Suudi Prens'in teklifi üzerine 57 bin 470 metrekarelik tepeyi Kıbrıslı Mehmet Paşa'nın torunları Emine Nazlı Başar, Ahmet Nahit Dirvana, Mehmet Emin Dirvana, Mustafa Selim Dirvana, Süleyman Sadrettin Dirvana, Yusuf Cemil Şensoy, Sakibe Akyol, Osman Gündüz Delitaş, Necla Koskosoğlu, Necdet Semizoğlu, Rüştan Balkar, Ercan Balkar, Kemal Galip Balkar ve Hüseyin Balkar 27 milyon dolar gibi astronomik bir rakama tepeyi sattı. Satışta vaat edilen imar izni 21 yıldır verilmeyince Suudi Prens, Sevda Tepesi'ni satışa çıkardı. Koruya 20 milyon dolar fiyat biçen uzmanlar iznin çıkması halinde değerin 60 milyon dolara ulaşacağını belirtiyorlar.

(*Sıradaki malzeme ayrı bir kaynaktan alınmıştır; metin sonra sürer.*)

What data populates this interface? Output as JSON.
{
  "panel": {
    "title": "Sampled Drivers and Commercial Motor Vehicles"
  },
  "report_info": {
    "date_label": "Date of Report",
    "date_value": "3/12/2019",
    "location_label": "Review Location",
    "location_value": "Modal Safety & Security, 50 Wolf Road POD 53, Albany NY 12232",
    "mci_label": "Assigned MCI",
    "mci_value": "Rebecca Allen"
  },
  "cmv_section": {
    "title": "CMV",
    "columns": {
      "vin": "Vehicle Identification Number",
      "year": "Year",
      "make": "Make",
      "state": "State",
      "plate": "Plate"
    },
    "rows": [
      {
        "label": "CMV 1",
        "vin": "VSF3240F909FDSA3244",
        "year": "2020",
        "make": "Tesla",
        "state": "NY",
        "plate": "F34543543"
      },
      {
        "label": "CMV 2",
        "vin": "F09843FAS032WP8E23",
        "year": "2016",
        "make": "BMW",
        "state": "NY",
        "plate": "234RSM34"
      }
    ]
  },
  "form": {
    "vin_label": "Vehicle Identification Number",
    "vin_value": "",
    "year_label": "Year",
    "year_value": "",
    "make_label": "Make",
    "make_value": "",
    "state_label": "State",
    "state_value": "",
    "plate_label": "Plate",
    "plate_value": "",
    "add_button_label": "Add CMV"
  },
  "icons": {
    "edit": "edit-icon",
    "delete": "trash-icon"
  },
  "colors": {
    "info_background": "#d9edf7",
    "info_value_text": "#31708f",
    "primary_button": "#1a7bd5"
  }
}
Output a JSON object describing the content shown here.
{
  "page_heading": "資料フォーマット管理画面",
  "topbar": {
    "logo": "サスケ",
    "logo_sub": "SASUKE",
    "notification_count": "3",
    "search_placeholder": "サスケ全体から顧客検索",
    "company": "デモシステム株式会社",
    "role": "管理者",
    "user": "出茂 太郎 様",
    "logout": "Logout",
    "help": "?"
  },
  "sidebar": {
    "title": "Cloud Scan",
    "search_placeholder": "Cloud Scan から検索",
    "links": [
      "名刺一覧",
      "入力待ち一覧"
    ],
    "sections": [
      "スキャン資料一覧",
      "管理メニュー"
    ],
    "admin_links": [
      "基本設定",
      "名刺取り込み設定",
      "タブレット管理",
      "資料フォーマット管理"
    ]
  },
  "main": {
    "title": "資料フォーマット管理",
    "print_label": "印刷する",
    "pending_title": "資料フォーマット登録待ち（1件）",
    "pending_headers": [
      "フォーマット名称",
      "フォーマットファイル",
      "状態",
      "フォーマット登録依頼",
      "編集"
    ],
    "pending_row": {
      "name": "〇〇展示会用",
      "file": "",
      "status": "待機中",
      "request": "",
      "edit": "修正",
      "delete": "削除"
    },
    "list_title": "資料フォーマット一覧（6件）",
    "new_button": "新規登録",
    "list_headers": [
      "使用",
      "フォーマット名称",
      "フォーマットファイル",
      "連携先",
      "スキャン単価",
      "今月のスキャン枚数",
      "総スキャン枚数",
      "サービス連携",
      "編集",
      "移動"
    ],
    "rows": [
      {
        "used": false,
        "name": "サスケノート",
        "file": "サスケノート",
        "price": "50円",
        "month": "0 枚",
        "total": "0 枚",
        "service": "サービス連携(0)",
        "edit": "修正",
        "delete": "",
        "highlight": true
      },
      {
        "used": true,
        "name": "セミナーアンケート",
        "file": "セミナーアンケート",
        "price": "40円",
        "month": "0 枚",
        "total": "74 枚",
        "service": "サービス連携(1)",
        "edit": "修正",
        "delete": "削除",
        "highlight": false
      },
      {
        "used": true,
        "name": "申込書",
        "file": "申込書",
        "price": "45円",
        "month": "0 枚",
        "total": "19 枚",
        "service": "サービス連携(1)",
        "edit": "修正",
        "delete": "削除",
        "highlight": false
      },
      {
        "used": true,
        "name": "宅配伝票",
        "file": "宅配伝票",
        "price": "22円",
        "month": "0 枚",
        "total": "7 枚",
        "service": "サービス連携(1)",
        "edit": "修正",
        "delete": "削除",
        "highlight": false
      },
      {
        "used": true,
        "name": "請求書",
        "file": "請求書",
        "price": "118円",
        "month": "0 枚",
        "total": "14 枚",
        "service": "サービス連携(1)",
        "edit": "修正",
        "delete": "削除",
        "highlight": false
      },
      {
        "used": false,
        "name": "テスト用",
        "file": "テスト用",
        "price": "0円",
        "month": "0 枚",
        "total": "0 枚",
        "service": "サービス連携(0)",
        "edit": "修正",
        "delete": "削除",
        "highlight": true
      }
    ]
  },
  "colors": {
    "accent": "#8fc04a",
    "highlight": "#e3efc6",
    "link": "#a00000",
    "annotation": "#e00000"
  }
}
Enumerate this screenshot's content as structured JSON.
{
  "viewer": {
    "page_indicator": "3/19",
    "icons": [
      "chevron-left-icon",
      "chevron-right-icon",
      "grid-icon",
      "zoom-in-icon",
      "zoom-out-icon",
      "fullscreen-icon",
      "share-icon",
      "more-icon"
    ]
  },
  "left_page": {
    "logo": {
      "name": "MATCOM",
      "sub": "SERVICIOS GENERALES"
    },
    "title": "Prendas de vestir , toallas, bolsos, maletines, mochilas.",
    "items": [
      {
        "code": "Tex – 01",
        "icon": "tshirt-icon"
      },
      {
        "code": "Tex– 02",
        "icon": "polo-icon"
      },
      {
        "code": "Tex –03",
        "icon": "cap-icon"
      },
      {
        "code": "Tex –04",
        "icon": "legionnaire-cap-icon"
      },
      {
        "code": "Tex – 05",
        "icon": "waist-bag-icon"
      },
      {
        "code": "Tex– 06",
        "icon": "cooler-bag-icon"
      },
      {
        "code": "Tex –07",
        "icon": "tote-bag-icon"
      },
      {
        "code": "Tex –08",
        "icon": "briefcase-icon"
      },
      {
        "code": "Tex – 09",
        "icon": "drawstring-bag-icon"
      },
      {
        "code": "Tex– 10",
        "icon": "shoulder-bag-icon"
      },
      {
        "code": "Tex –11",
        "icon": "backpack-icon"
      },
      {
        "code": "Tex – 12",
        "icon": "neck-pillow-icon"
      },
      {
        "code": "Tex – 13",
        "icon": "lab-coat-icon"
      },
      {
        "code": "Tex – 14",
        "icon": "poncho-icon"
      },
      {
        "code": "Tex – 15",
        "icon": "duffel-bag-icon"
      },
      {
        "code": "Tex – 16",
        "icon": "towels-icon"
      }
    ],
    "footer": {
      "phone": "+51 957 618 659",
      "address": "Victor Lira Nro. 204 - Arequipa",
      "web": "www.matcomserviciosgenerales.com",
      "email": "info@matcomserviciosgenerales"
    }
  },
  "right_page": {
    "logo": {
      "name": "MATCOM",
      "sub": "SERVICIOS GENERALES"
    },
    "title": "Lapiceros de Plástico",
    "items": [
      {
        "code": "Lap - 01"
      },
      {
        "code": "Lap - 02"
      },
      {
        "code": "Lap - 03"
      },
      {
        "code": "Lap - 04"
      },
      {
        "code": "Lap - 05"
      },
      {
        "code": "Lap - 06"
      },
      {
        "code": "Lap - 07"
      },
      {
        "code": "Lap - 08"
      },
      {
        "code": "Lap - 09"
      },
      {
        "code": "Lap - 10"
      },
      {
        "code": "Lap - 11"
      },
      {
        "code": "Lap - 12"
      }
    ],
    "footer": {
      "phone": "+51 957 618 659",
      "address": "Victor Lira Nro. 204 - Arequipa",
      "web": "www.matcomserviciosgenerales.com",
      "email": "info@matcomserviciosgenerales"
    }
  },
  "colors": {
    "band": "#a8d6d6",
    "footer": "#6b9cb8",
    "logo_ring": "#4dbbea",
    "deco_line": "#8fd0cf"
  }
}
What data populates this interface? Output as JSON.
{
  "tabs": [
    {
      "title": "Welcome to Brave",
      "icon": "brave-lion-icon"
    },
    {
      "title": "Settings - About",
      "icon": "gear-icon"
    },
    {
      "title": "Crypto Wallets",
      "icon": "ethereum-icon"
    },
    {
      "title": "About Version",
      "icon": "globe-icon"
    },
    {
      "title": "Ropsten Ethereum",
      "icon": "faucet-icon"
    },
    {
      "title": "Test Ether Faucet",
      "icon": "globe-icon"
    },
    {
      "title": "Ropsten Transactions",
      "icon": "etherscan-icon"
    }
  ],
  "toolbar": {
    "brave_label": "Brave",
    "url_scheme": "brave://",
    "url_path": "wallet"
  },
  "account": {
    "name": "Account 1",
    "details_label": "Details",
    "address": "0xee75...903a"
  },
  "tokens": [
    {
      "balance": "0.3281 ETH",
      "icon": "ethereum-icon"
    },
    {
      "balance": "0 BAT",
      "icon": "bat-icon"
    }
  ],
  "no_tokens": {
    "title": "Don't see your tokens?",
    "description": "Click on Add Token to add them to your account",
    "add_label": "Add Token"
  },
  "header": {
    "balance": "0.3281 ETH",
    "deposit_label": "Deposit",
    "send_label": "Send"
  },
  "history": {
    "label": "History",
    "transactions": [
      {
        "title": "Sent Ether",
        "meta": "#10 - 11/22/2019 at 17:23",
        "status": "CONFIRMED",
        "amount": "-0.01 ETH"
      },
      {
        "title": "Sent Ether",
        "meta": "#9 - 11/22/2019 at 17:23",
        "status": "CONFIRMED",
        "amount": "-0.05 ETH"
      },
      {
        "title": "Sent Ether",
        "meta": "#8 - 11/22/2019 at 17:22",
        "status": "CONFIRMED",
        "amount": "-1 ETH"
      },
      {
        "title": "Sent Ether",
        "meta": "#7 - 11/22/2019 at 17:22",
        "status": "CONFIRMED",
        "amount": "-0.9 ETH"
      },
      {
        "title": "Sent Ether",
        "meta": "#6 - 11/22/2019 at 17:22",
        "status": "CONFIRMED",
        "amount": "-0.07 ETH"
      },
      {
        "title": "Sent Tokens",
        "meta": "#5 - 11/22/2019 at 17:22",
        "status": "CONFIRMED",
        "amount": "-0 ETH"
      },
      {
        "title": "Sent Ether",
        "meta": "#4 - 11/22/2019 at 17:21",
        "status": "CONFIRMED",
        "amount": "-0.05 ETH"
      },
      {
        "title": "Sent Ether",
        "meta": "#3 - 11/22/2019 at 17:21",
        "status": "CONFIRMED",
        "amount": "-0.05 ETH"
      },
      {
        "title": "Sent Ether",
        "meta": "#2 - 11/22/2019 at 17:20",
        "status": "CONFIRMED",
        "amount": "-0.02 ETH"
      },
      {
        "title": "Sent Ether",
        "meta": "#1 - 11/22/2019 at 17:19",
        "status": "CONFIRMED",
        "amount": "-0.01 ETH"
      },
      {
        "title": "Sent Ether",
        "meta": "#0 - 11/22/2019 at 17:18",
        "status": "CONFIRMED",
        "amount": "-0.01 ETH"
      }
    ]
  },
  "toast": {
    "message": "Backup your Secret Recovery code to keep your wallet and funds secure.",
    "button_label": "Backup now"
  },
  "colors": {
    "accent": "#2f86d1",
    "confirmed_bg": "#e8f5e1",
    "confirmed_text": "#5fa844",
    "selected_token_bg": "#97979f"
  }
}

Satışın gerçekleşebilmesi için Tapu Kanunu'nun 35. maddesiyle yabancılara köylerde mülk satışını engelleyen Köy Kanunu'nun ilgisi maddesi değiştirilerek, mütekabiliyet "karşılıklılık" ilkesinden vazgeçildi. Halkçı Parti'nin Anayasa Mahkemesi'ne başvurusu üzerine Anayasa Mahkemesi 1985/7 sayılı kararı ile kanunu iptal etti.

Kral'ı canından bezdirdik

Annesi'nin Sakaryalı olması sebebiyle Türk hayranı olarak bilinen Suudi Arabistan'ın yeni Kralı Abdullah Bin Abdülaziz ise, babasının İspanya'da yaptığını İstanbul'da yapmak istedi. 1984 yılında Anadoluhsarı'nda Sevda Tepesi'ni, Başbakan Özal ve hükümetin özel izni ile 27 milyon dolara satın aldı. Boğaz öngörünüm bölgesinde olduğu için 21 yıldır yapı izni alamayan Kral, sonunda gazetelere ilan vererek araziyi satışa çıkardı. Boğaziçi'nde Kıbrıslı Yalısı'nın arka bahçesi olan koruda, 50'den fazla ağaç bulunuyor. Korunun bulunduğu tepe, Boğaziçi'nin bir zamanlar önemli mesire yerlerinden olan Göksu, Küçüksu Kasrı, Anadolu Hisarı'nı tepeden görüyor.